En mai 2016, l’ancien conseiller à la sécurité nationale de Netanyahou, Yaakov Amidror, avait discuté des sujets régionaux avec le prince saoudien Turki al Faiçal, ancien chef des renseignements du régime, lors d’une rencontre à l’Institut de Washington pour la politique du Proche-Orient.

Ce rapprochement entre l’Arabie Saoudite et Israël a été d’ailleurs récemment fortement critiqué par Hassane Nasrallah, le leader du Hezbollah libanais, qui qualifie de «catastrophe » une normalisation entre Israël et l’Arabie.

Aujourd’hui, pratiquement toutes les capitales arabes entretiennent des relations plus ou moins secrètes de coopération avec Israël, notamment dans la guerre en Syrie et au Yémen.
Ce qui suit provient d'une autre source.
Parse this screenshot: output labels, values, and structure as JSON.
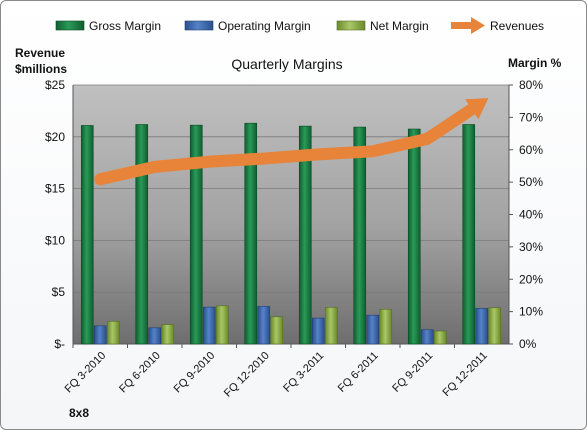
{
  "chart_data": {
    "type": "bar",
    "title": "Quarterly Margins",
    "categories": [
      "FQ 3-2010",
      "FQ 6-2010",
      "FQ 9-2010",
      "FQ 12-2010",
      "FQ 3-2011",
      "FQ 6-2011",
      "FQ 9-2011",
      "FQ 12-2011"
    ],
    "series": [
      {
        "name": "Gross Margin",
        "axis": "right",
        "unit": "%",
        "color": "#1e8a4a",
        "values": [
          67.5,
          67.8,
          67.6,
          68.2,
          67.3,
          67.0,
          66.4,
          67.8
        ]
      },
      {
        "name": "Operating Margin",
        "axis": "right",
        "unit": "%",
        "color": "#3f6db5",
        "values": [
          5.6,
          5.0,
          11.4,
          11.6,
          8.0,
          8.9,
          4.4,
          11.0
        ]
      },
      {
        "name": "Net Margin",
        "axis": "right",
        "unit": "%",
        "color": "#8fb24a",
        "values": [
          7.0,
          6.0,
          11.8,
          8.4,
          11.3,
          10.7,
          4.0,
          11.2
        ]
      },
      {
        "name": "Revenues",
        "type": "line-arrow",
        "axis": "left",
        "unit": "$ millions",
        "color": "#e8833a",
        "values": [
          15.9,
          17.1,
          17.6,
          17.9,
          18.3,
          18.6,
          19.8,
          23.3
        ]
      }
    ],
    "y_left": {
      "label_line1": "Revenue",
      "label_line2": "$millions",
      "range": [
        0,
        25
      ],
      "ticks": [
        {
          "value": 0,
          "label": "$-"
        },
        {
          "value": 5,
          "label": "$5"
        },
        {
          "value": 10,
          "label": "$10"
        },
        {
          "value": 15,
          "label": "$15"
        },
        {
          "value": 20,
          "label": "$20"
        },
        {
          "value": 25,
          "label": "$25"
        }
      ]
    },
    "y_right": {
      "label": "Margin %",
      "range": [
        0,
        80
      ],
      "ticks": [
        {
          "value": 0,
          "label": "0%"
        },
        {
          "value": 10,
          "label": "10%"
        },
        {
          "value": 20,
          "label": "20%"
        },
        {
          "value": 30,
          "label": "30%"
        },
        {
          "value": 40,
          "label": "40%"
        },
        {
          "value": 50,
          "label": "50%"
        },
        {
          "value": 60,
          "label": "60%"
        },
        {
          "value": 70,
          "label": "70%"
        },
        {
          "value": 80,
          "label": "80%"
        }
      ]
    },
    "grid": true,
    "legend": "top",
    "company": "8x8"
  }
}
La menace de l’Iran Chiite semble pour le moment primer sur l’hostilité arabo-israélienne. Mais la Mauritanie semble encore s’accrocher aux antiques schémas populistes à l’heure où les enjeux transcendent le nationalisme sentimental, selon un observateur qui estime que l’hostilité envers Israël, principal allié des Etats-Unis et de l’Europe, dessert davantage le pouvoir mauritanien. D’ailleurs, le président Mohamed Abdel Aziz l’a reconnu dans l’interview accordée à «Al Ahram». Il attribue ainsi l’offensive faite contre son régime dans le domaine des droits de l’homme comme une conséquence de cette rupture diplomatique avec Israël. D’autres y ajoutent l’embargo économique non déclaré contre la Mauritanie, à travers certains médias internationaux qui décrivent le pays comme peu sûr sur le plan sécuritaire, pour décourager le tourisme et l’arrivée d’investisseurs.

Les rapports tendus avec le Maroc voisin n’arrangent pas les choses, si l’on constate les relations de plus en plus dynamiques entre Rabat et Tel-Aviv. Le Mossad israélien, classé comme premier service de renseignement au monde, est surtout connu pour sa puissance déstabilisatrice. Mais selon plusieurs analystes, ni les Etats-Unis encore moins l’Europe ne chercheront à déstabiliser la Mauritanie, eu égard au rôle central qu’elle joue dans la lutte contre le péril terroriste au Sahel. Une Mauritanie déstabilisée et contrôlée par les forces terroristes, équivaudrait à livrer toute l’Afrique de l’Ouest aux extrémistes islamistes. Un scénario catastrophe qui constitue selon beaucoup d’observateurs l’arme de dissuasion dont dispose la Mauritanie pour repousser toute action internationale subversive. Dans cette perspective, le renseignement israélien continuerait toujours, selon quelques sources, à flirter avec à son homologue…mauritanien, via de secrets briefings dans la capitale sénégalaise.